Stranded is a 3D action-adventure video game developed by Unreal Software. The game belongs to the Robinsonade genre, placing players in the role of a castaway whose primary objective is to survive on a hazardous island while gathering resources, crafting tools, and ultimately finding a way to return home.

The game was released as freeware, making it available to download and play at no cost. Its sequel, Stranded II, was later released under the CC BY-NC-SA Creative Commons license, with its source code also made publicly available.

==History==
Stranded was released in mid-2003 by Peter Schauß, founder of Unreal Software. Its design and gameplay were influenced by Schiffbruch, a relatively obscure German freeware survival game that similarly centers on surviving after becoming stranded on a remote island.

Stranded achieved critical attention following its release, and by November 2003 had been featured in four German gaming magazines as well as the Rhein-Zeitung newspaper. Development concluded with the release of Version 1.3, after which Peter Schauß made the game's source code publicly available. However, because no software license accompanied the source code, copyright remained with Schauß.

==Gameplay==
Although Stranded lacks a traditional campaign mode, its primary "Random Island" mode is framed by a narrative in which the player is stranded on a deserted island. Gameplay centers on survival and resource management, requiring the player to satisfy basic needs such as hunger, thirst, and sleep while enduring a dynamic day-night cycle. Sleeping without adequate shelter results in injury, consuming uncooked food provides limited nourishment, and hostile wildlife poses a constant threat.

To survive, players must gather natural resources, including branches, stones and vines to craft tools, weapons and shelters. The construction system follows a progression in which completing basic structures unlocks increasingly advanced buildings and crafting options. The ultimate objective is to construct a raft and escape the island, allowing the player to return home.

The game's terrain is fully modifiable, allowing players to alter the environment through gameplay and custom map creation.

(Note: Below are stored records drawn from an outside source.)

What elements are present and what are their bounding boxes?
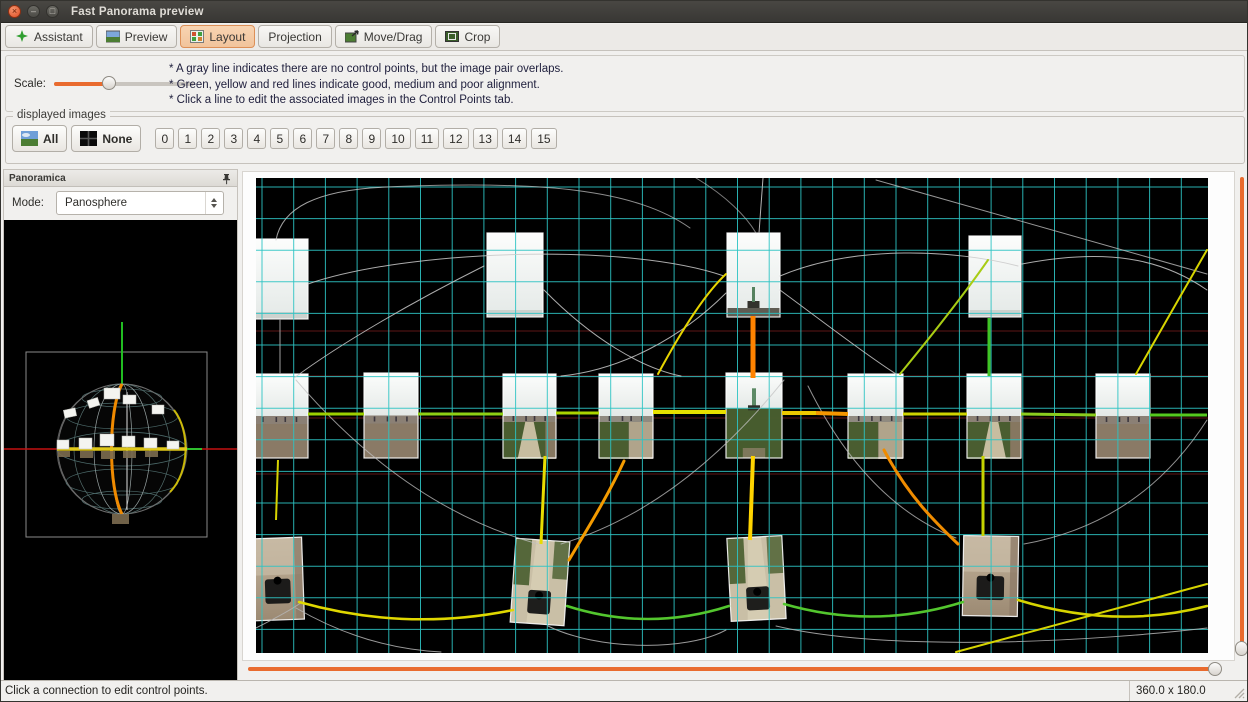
vfov-slider[interactable] [1235, 173, 1248, 663]
vfov-slider-handle[interactable] [1235, 641, 1248, 656]
tab-bar: Assistant Preview Layout Projection Move… [1, 24, 1247, 51]
status-bar: Click a connection to edit control point… [1, 680, 1247, 701]
help-text: * A gray line indicates there are no con… [169, 62, 563, 109]
image-toggle-6[interactable]: 6 [293, 128, 312, 149]
panel-title: Panoramica [9, 173, 66, 184]
tab-crop[interactable]: Crop [435, 25, 500, 48]
panosphere-sphere [4, 220, 237, 681]
close-button[interactable]: × [8, 5, 21, 18]
layout-graph [256, 178, 1208, 653]
image-toggle-0[interactable]: 0 [155, 128, 174, 149]
image-toggle-13[interactable]: 13 [473, 128, 498, 149]
mode-label: Mode: [12, 197, 44, 209]
titlebar: × – □ Fast Panorama preview [1, 1, 1247, 23]
displayed-images-legend: displayed images [13, 109, 110, 121]
image-toggle-10[interactable]: 10 [385, 128, 410, 149]
minimize-button[interactable]: – [27, 5, 40, 18]
scale-slider-handle[interactable] [102, 76, 116, 90]
assistant-icon [15, 30, 29, 43]
displayed-images-group: displayed images All None 0 1 2 3 4 5 [5, 116, 1245, 164]
panoramica-panel: Panoramica Mode: Panosphere [3, 169, 238, 682]
image-toggle-row: 0 1 2 3 4 5 6 7 8 9 10 11 12 13 14 15 [155, 128, 556, 149]
mode-select[interactable]: Panosphere [56, 191, 224, 215]
pano-size-field: 360.0 x 180.0 [1129, 681, 1247, 701]
combo-spinner-icon[interactable] [205, 192, 223, 214]
image-toggle-9[interactable]: 9 [362, 128, 381, 149]
all-button[interactable]: All [12, 125, 67, 152]
layout-canvas[interactable] [256, 178, 1208, 653]
mode-row: Mode: Panosphere [4, 187, 237, 219]
pin-icon[interactable] [221, 172, 232, 184]
window-title: Fast Panorama preview [71, 6, 204, 18]
image-toggle-2[interactable]: 2 [201, 128, 220, 149]
hfov-slider-handle[interactable] [1208, 662, 1222, 676]
image-toggle-15[interactable]: 15 [531, 128, 556, 149]
tab-preview[interactable]: Preview [96, 25, 178, 48]
tab-move-drag[interactable]: Move/Drag [335, 25, 433, 48]
preview-icon [106, 30, 120, 43]
image-toggle-4[interactable]: 4 [247, 128, 266, 149]
image-toggle-1[interactable]: 1 [178, 128, 197, 149]
panosphere-preview[interactable] [4, 220, 237, 681]
image-toggle-5[interactable]: 5 [270, 128, 289, 149]
help-box: Scale: * A gray line indicates there are… [5, 55, 1245, 112]
none-button[interactable]: None [71, 125, 141, 152]
all-images-icon [21, 131, 38, 146]
image-toggle-11[interactable]: 11 [415, 128, 439, 149]
maximize-button[interactable]: □ [46, 5, 59, 18]
resize-grip[interactable] [1233, 687, 1246, 700]
app-window: × – □ Fast Panorama preview Assistant Pr… [0, 0, 1248, 702]
move-drag-icon [345, 30, 359, 43]
hfov-slider[interactable] [244, 660, 1234, 678]
crop-icon [445, 30, 459, 43]
no-images-icon [80, 131, 97, 146]
image-toggle-12[interactable]: 12 [443, 128, 468, 149]
tab-assistant[interactable]: Assistant [5, 25, 93, 48]
image-toggle-14[interactable]: 14 [502, 128, 527, 149]
image-toggle-3[interactable]: 3 [224, 128, 243, 149]
tab-layout[interactable]: Layout [180, 25, 255, 48]
image-toggle-8[interactable]: 8 [339, 128, 358, 149]
status-message: Click a connection to edit control point… [1, 685, 1129, 697]
panoramica-header: Panoramica [4, 170, 237, 187]
layout-icon [190, 30, 204, 43]
image-toggle-7[interactable]: 7 [316, 128, 335, 149]
scale-label: Scale: [14, 78, 46, 90]
tab-projection[interactable]: Projection [258, 25, 331, 48]
layout-canvas-widget [242, 171, 1235, 661]
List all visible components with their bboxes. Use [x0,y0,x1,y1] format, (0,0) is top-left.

In addition to the standard survival experience, Stranded includes a variety of standalone scenarios, such as rescuing kiwi birds or defending against packs of hostile raptors within a time limit. Custom maps can be created using the built-in map editor, and numerous fan-made creations were made available through the official Stranded website. While map creators can customize certain gameplay parameters, such as disabling hunger, thirst, or sleep mechanics, storytelling capabilities are limited to an introductory briefing message and environmental design.

==Stranded II==

Peter Schauß began development of Stranded II in late 2003. The game entered a public alpha testing phase in December 2005 before its final release in June 2007. Stranded II featured significantly improved graphics, expanded gameplay mechanics, and a greater variety of content. It was also designed with modding in mind, providing extensive tools and support for community-created modifications.

==Stranded III==
As of 2026, Peter Schauß is developing Stranded III, the next installment in the series. The game is planned to feature multiplayer support through the Unreal Software Gaming Network, the online service used by Counter-Strike 2D and Carnage Contest. Although no mobile version is currently planned, Schauß has stated that a mobile release may be considered after the PC version is released.